While this goal has finally been achieved, thanks largely to the Right to Education Act of 2009, the Annual Status of Education (Rural) Report (ASER) shows that learning outcomes remain dismal. Thus, in 2018, before the pandemic, nearly half of grade 5 children could not read a grade 2 simple text and more than 72% of them could not do simple division. As expected, learning outcomes have declined due to children being away from school for two years due to Covid. But this decline is mercifully quite moderate. The latest ASER report released on January 18 shows that now 57% of grade 5 students cannot read a simple grade-2 text and 74% of them cannot do a simple division. Indian students also perform very poorly in international learning proficiency tests such as PISA and TIMM, ranking near the bottom on the few occasions they have appeared in these tests. But students from other Asian countries like Singapore, South Korea, Japan and even China regularly come out on top in these exams.
Clearly, India still has a long way to go to catch up with its best performing Asian neighbours. This requires disruptive change. Many necessary changes are embedded in the National Education Policy (NEP) 2020. It emphasizes universal foundational literacy and numeracy, which entails a radical shift in goal-setting from inputs and expenditure to learning outcomes; preschool education; Enhancing teacher capabilities and linking teacher rewards to performance and the size of schools and management systems. Since the pandemic struck soon after the policy was introduced, its impact is yet to be seen, but the changes envisaged could be a turning point.
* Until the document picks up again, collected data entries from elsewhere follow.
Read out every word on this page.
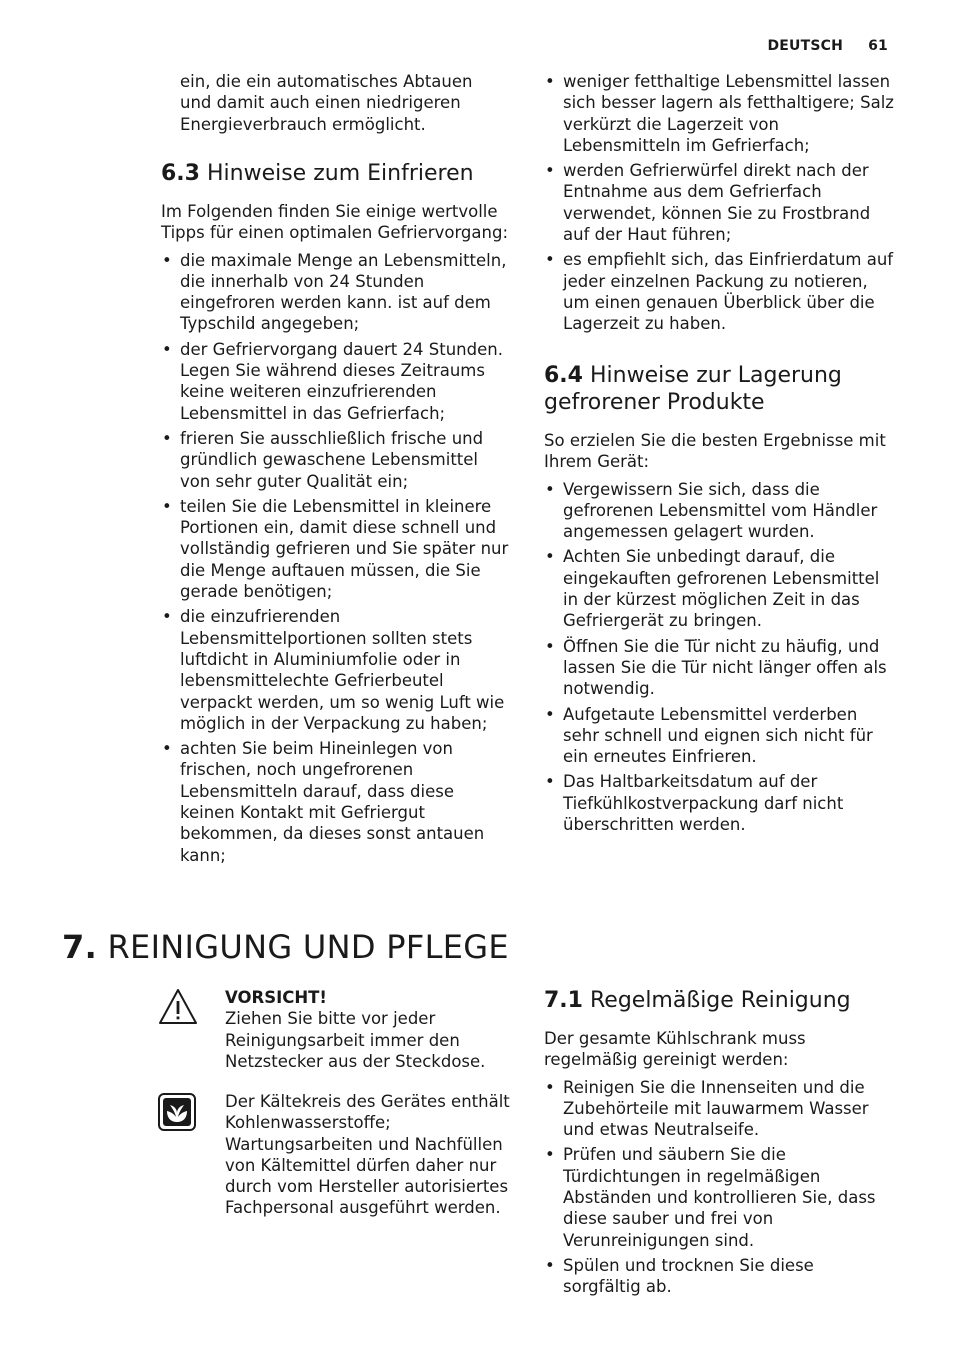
DEUTSCH 61

ein, die ein automatisches Abtauen und damit auch einen niedrigeren Energieverbrauch ermöglicht.

6.3 Hinweise zum Einfrieren

Im Folgenden finden Sie einige wertvolle Tipps für einen optimalen Gefriervorgang:

• die maximale Menge an Lebensmitteln, die innerhalb von 24 Stunden eingefroren werden kann. ist auf dem Typschild angegeben;
• der Gefriervorgang dauert 24 Stunden. Legen Sie während dieses Zeitraums keine weiteren einzufrierenden Lebensmittel in das Gefrierfach;
• frieren Sie ausschließlich frische und gründlich gewaschene Lebensmittel von sehr guter Qualität ein;
• teilen Sie die Lebensmittel in kleinere Portionen ein, damit diese schnell und vollständig gefrieren und Sie später nur die Menge auftauen müssen, die Sie gerade benötigen;
• die einzufrierenden Lebensmittelportionen sollten stets luftdicht in Aluminiumfolie oder in lebensmittelechte Gefrierbeutel verpackt werden, um so wenig Luft wie möglich in der Verpackung zu haben;
• achten Sie beim Hineinlegen von frischen, noch ungefrorenen Lebensmitteln darauf, dass diese keinen Kontakt mit Gefriergut bekommen, da dieses sonst antauen kann;
• weniger fetthaltige Lebensmittel lassen sich besser lagern als fetthaltigere; Salz verkürzt die Lagerzeit von Lebensmitteln im Gefrierfach;
• werden Gefrierwürfel direkt nach der Entnahme aus dem Gefrierfach verwendet, können Sie zu Frostbrand auf der Haut führen;
• es empfiehlt sich, das Einfrierdatum auf jeder einzelnen Packung zu notieren, um einen genauen Überblick über die Lagerzeit zu haben.
6.4 Hinweise zur Lagerung gefrorener Produkte

So erzielen Sie die besten Ergebnisse mit Ihrem Gerät:

• Vergewissern Sie sich, dass die gefrorenen Lebensmittel vom Händler angemessen gelagert wurden.
• Achten Sie unbedingt darauf, die eingekauften gefrorenen Lebensmittel in der kürzest möglichen Zeit in das Gefriergerät zu bringen.
• Öffnen Sie die Tür nicht zu häufig, und lassen Sie die Tür nicht länger offen als notwendig.
• Aufgetaute Lebensmittel verderben sehr schnell und eignen sich nicht für ein erneutes Einfrieren.
• Das Haltbarkeitsdatum auf der Tiefkühlkostverpackung darf nicht überschritten werden.
7. REINIGUNG UND PFLEGE

VORSICHT!

Ziehen Sie bitte vor jeder Reinigungsarbeit immer den Netzstecker aus der Steckdose.

Der Kältekreis des Gerätes enthält Kohlenwasserstoffe; Wartungsarbeiten und Nachfüllen von Kältemittel dürfen daher nur durch vom Hersteller autorisiertes Fachpersonal ausgeführt werden.

7.1 Regelmäßige Reinigung

Der gesamte Kühlschrank muss regelmäßig gereinigt werden:

• Reinigen Sie die Innenseiten und die Zubehörteile mit lauwarmem Wasser und etwas Neutralseife.
• Prüfen und säubern Sie die Türdichtungen in regelmäßigen Abständen und kontrollieren Sie, dass diese sauber und frei von Verunreinigungen sind.
• Spülen und trocknen Sie diese sorgfältig ab.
Education being primarily a state subject, a lot will depend on how state governments implement the NEP. Unlike welfare schemes and other popular issues with immediate electoral gains, education programs take time to show results and have not been a high priority for political leaders with short time horizons. However, some states have begun to demonstrate their performance on education and other public goods, and voters are rewarding them. If this catches on and political parties start competing on the basis of service-delivery performance and not just welfare schemes and other populist issues, it would be a great boon to citizens.
Sudipto Mundle is the chairman of the Center for Development Studies. These are the personal views of the author.